Dissemination of Information: Data and information obtained by PHIs and quarantine stations appear in monthly publication of Infectious Agents Surveillance Report (IASR) and in Supplement of Japanese Journal of Infectious Diseases published once a year. They are also available in the format of tables and figures daily updated on IASR homepage (http://idsc.nih.go.jp/iasr/index.html).
IASR was first published in March 1980 by the Working Group of the Research Project for Development of a Surveillance System of Pathogenic Microbes in Japan (1979-1982, under direction by Hiromasa Inoue, Director General of Aichi Prefectural Institute of Public Health at that time) (see IASR 1: 1, 1980 reproduced in p. 74 of this issue). Since then, IASR has been published every month for 30 years without interruption. The editorial activities are carried out by the IASR secretariat in NIID/NIH.

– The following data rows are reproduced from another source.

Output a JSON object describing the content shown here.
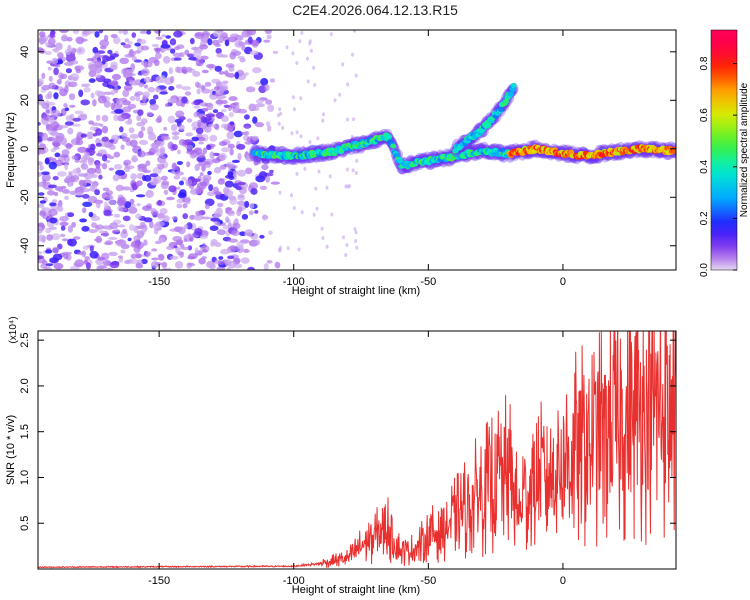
{
  "title": "C2E4.2026.064.12.13.R15",
  "colors": {
    "line": "#e8302f",
    "speckle": "#8a3ff0",
    "axis": "#000000"
  },
  "chart_data": [
    {
      "type": "heatmap",
      "name": "spectrogram",
      "xlabel": "Height of straight line (km)",
      "ylabel": "Frequency (Hz)",
      "xlim": [
        -195,
        42
      ],
      "ylim": [
        -50,
        49
      ],
      "xticks": [
        -150,
        -100,
        -50,
        0
      ],
      "yticks": [
        -40,
        -20,
        0,
        20,
        40
      ],
      "colorbar": {
        "label": "Normalized spectral amplitude",
        "range": [
          0.0,
          0.93
        ],
        "ticks": [
          0.0,
          0.2,
          0.4,
          0.6,
          0.8
        ]
      },
      "tracks": [
        {
          "name": "main",
          "x": [
            -115,
            -100,
            -85,
            -75,
            -65,
            -60,
            -50,
            -40,
            -30,
            -20,
            -10,
            0,
            10,
            20,
            30,
            42
          ],
          "y": [
            -2,
            -3,
            -1,
            2,
            5,
            -7,
            -5,
            -3,
            -1,
            -2,
            0,
            -2,
            -3,
            -1,
            0,
            -1
          ]
        },
        {
          "name": "branch",
          "x": [
            -40,
            -30,
            -25,
            -20,
            -18
          ],
          "y": [
            0,
            8,
            14,
            22,
            26
          ]
        }
      ]
    },
    {
      "type": "line",
      "name": "snr",
      "xlabel": "Height of straight line (km)",
      "ylabel": "SNR (10 * v/v)",
      "scale_label": "(x10⁴)",
      "xlim": [
        -195,
        42
      ],
      "ylim": [
        0,
        2.6
      ],
      "xticks": [
        -150,
        -100,
        -50,
        0
      ],
      "yticks": [
        0.5,
        1.0,
        1.5,
        2.0,
        2.5
      ],
      "series": [
        {
          "name": "SNR",
          "x": [
            -195,
            -100,
            -90,
            -80,
            -75,
            -70,
            -65,
            -60,
            -55,
            -50,
            -45,
            -40,
            -35,
            -30,
            -25,
            -20,
            -16,
            -15,
            -10,
            0,
            10,
            20,
            30,
            42
          ],
          "y": [
            0.02,
            0.03,
            0.06,
            0.12,
            0.25,
            0.35,
            0.45,
            0.18,
            0.22,
            0.35,
            0.45,
            0.55,
            0.7,
            0.85,
            1.0,
            1.05,
            0.55,
            0.8,
            0.95,
            1.2,
            1.4,
            1.55,
            1.7,
            1.8
          ]
        }
      ]
    }
  ]
}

Since 1983, it has been jointly published by NIID/NIH and Tuberculosis and Infectious Diseases Control Division in MHLW. It is the only infectious disease journal that is published regularly by the national government. IASR is distributed to information originators (e.g. PHIs, quarantine stations, health centers, collaborative medical institutions), public health departments of local governments, departments concerned in MHLW, NIID and other institutions. Internet version is available in IASR homepage, too.
From November 1982, every IASR issue contains a special article, “Topic of This Month”, which provides updated general epidemiological information on one selected disease or pathogen (see p. 73 of this issue). The “Topic of This Month” is usually accompanied with invited articles related to the topic. PHIs are invited to write an article in IASR when they report cases or outbreaks that merit special attention. Such articles appear under the title of “domestic information”. Articles under “information abroad” are abridged translations of selected articles among those that appeared in publications of World Health Organization, U.S. Center for Disease Control and Prevention, U.K. Health Protection Agency, etc. IASR reports monthly detection of viruses, rickettsiae, chlamydiae, bacteria, protozoae and parasites, in addition.
Conclusion: The outbreak of botulinus intoxication caused by fried mustard-stuffed lotus roots (karashi-renkon) that were sold in vacuum-packs in 1984 (IASR Vol. 5, No. 11, 1984) necessitated prompt online exchange of pathogen information. The patient information was placed on the on-line system in 1987 and the pathogen information 10 years later. Owing to this development, the AH1pdm detection data could be updated everyday from the beginning of the influenza A(H1N1)2009 pandemic (http://idsc.nih.go.jp/iasr/influ-e.html). However, both surveillance and reporting system contain many problems (see p. 75 of this issue). The required improvement of the system and enrichment of IASR are possible only through comprehension and cooperation of many people concerned.